The faucet looks as if it's ready for a slice of pie "ala mode".
But that would just be messy.

Here's one my brother would appreciate. 14 lbs of brass and
nickel that retails for about $800 (hint : Don't expect it for
Christmas).



6 opinionated prattle:

Shana said...

I am sure glad I dont have to clean that bathroom...every time you wash you would splatter...eeewwww....and some people have way to much money with those faucets. Baxter says the shower was cool too...where is it?

Stan Harrington said...

I often wondered what Plimma's do on their time off, now I know they read magazines featuring the latest invovations in their industry. I guess it is good to stay abreast, never know when a customer will want something like this - I prefer the old "enameled wash pan" - no faucets to replace, no drain to un-plug, just open the door or window and through it outside. Come to think of it, the old "chamber pot" was not all that bad either. The Plumbing industry has come along ways over the years, thanks to our own Sir John Harrington.

Stan Harrington said...

P.S. The lady of the house said totell John, "your apple jelly was delicious and wonders when he next bnatch will be ready"?

VA said...

I think that with all your recent experimentation with cardboard boats that you should easily be able to get into the next wave of cardboard sinks. No more cleaning, just replace and throw the used one into the recycle pile. Let them pile up in the garage until space becomes an issue then tie them up with some plastic and use a batch of fossil fuel to cart them to the recycling center. When you get there they'll ask you to separate all the plastic from the cardboard, the "you've got to be kidding " will progress to violent cursing, the cops will show up to beat the living hell out of you and use a batch of fossil fuel to cart you to the tank for the night where you'll have to use the retrofitted cardboard sink in your cell instead of a stainless steel one, (so you can't hurt yourself).

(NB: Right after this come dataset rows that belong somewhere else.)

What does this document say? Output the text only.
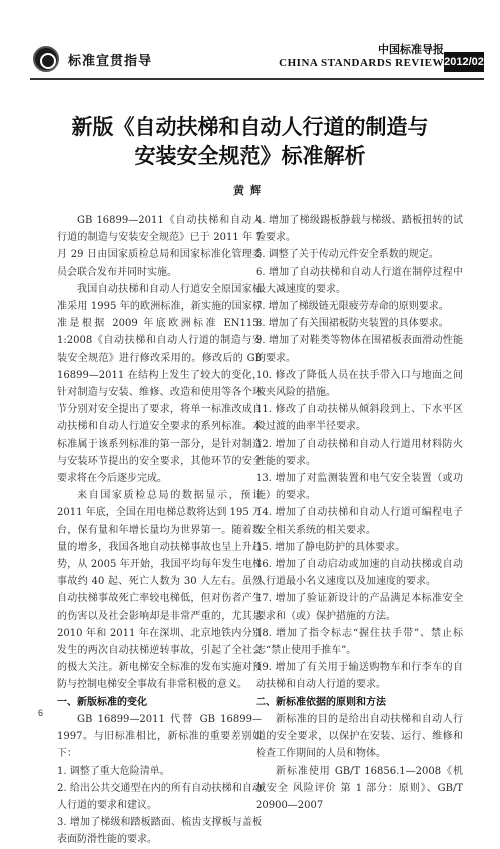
标准宣贯指导
中国标准导报
CHINA STANDARDS REVIEW 2012/02
新版《自动扶梯和自动人行道的制造与
安装安全规范》标准解析
黄辉

GB 16899—2011《自动扶梯和自动人行道的制造与安装安全规范》已于 2011 年 7 月 29 日由国家质检总局和国家标准化管理委员会联合发布并同时实施。

我国自动扶梯和自动人行道安全原国家标准采用 1995 年的欧洲标准，新实施的国家标准是根据 2009 年底欧洲标准 EN115-1:2008《自动扶梯和自动人行道的制造与安装安全规范》进行修改采用的。修改后的 GB 16899—2011 在结构上发生了较大的变化，针对制造与安装、维修、改造和使用等各个环节分别对安全提出了要求，将单一标准改成自动扶梯和自动人行道安全要求的系列标准。本标准属于该系列标准的第一部分，是针对制造与安装环节提出的安全要求，其他环节的安全要求将在今后逐步完成。

来自国家质检总局的数据显示，预计 2011 年底，全国在用电梯总数将达到 195 万台，保有量和年增长量均为世界第一。随着数量的增多，我国各地自动扶梯事故也呈上升趋势，从 2005 年开始，我国平均每年发生电梯事故约 40 起、死亡人数为 30 人左右。虽然自动扶梯事故死亡率较电梯低，但对伤者产生的伤害以及社会影响却是非常严重的，尤其是 2010 年和 2011 年在深圳、北京地铁内分别发生的两次自动扶梯逆转事故，引起了全社会的极大关注。新电梯安全标准的发布实施对预防与控制电梯安全事故有非常积极的意义。

一、新版标准的变化

GB 16899—2011 代替 GB 16899—1997。与旧标准相比，新标准的重要差别如下：

1. 调整了重大危险清单。

2. 给出公共交通型在内的所有自动扶梯和自动人行道的要求和建议。

3. 增加了梯级和踏板踏面、梳齿支撑板与盖板表面防滑性能的要求。

4. 增加了梯级踢板静载与梯级、踏板扭转的试验要求。

5. 调整了关于传动元件安全系数的规定。

6. 增加了自动扶梯和自动人行道在制停过程中最大减速度的要求。

7. 增加了梯级链无限疲劳寿命的原则要求。

8. 增加了有关围裙板防夹装置的具体要求。

9. 增加了对鞋类等物体在围裙板表面滑动性能的要求。

10. 修改了降低人员在扶手带入口与地面之间被夹风险的措施。

11. 修改了自动扶梯从倾斜段到上、下水平区段过渡的曲率半径要求。

12. 增加了自动扶梯和自动人行道用材料防火性能的要求。

13. 增加了对监测装置和电气安全装置（或功能）的要求。

14. 增加了自动扶梯和自动人行道可编程电子安全相关系统的相关要求。

15. 增加了静电防护的具体要求。

16. 增加了自动启动或加速的自动扶梯或自动人行道最小名义速度以及加速度的要求。

17. 增加了验证新设计的产品满足本标准安全要求和（或）保护措施的方法。

18. 增加了指令标志“握住扶手带”、禁止标志“禁止使用手推车”。

19. 增加了有关用于输送购物车和行李车的自动扶梯和自动人行道的要求。

二、新标准依据的原则和方法

新标准的目的是给出自动扶梯和自动人行道的安全要求，以保护在安装、运行、维修和检查工作期间的人员和物体。

新标准使用 GB/T 16856.1—2008《机械安全 风险评价 第 1 部分：原则》、GB/T 20900—2007

6
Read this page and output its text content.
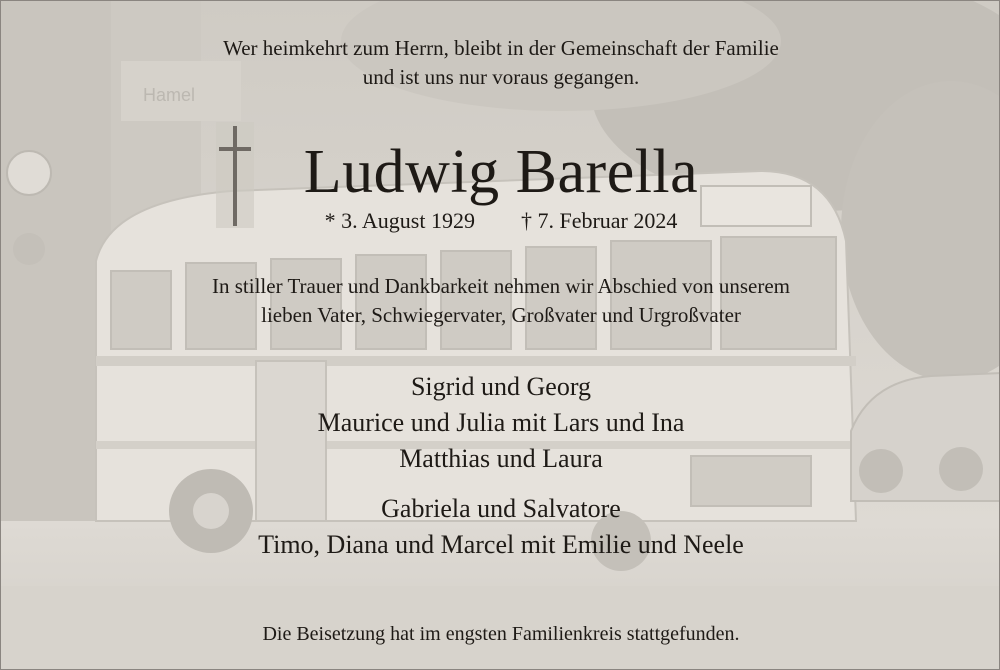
Hamel
Wer heimkehrt zum Herrn, bleibt in der Gemeinschaft der Familie
und ist uns nur voraus gegangen.
Ludwig Barella
* 3. August 1929 † 7. Februar 2024
In stiller Trauer und Dankbarkeit nehmen wir Abschied von unserem
lieben Vater, Schwiegervater, Großvater und Urgroßvater
Sigrid und Georg
Maurice und Julia mit Lars und Ina
Matthias und Laura
Gabriela und Salvatore
Timo, Diana und Marcel mit Emilie und Neele
Die Beisetzung hat im engsten Familienkreis stattgefunden.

whew! I don't think I'm ever leaving work early again if this is what happens to my brain when I do.

john r mclay said...

The shower is still up on the hill - in that one house - but I have a few pictures.
Sir John Harrington just gave new development to old ideas - as fixture engineers do today.
The apple jelly was syrup, and I only have about a pint left. The caramel apples, apple pie, and fresh-off-the-tree fruit was DELICIOUS this weekend, too. I don't think we have enough apples to syrup 'til next year, either. I AM making some more pickled coho, though.

And - cardboard IS a novel idea!

Stan Harrington said...

Apple Syrup, Apple Jam, Apple Jelly, Apple Butter it matters not what it is called as long as it is good on ice cream!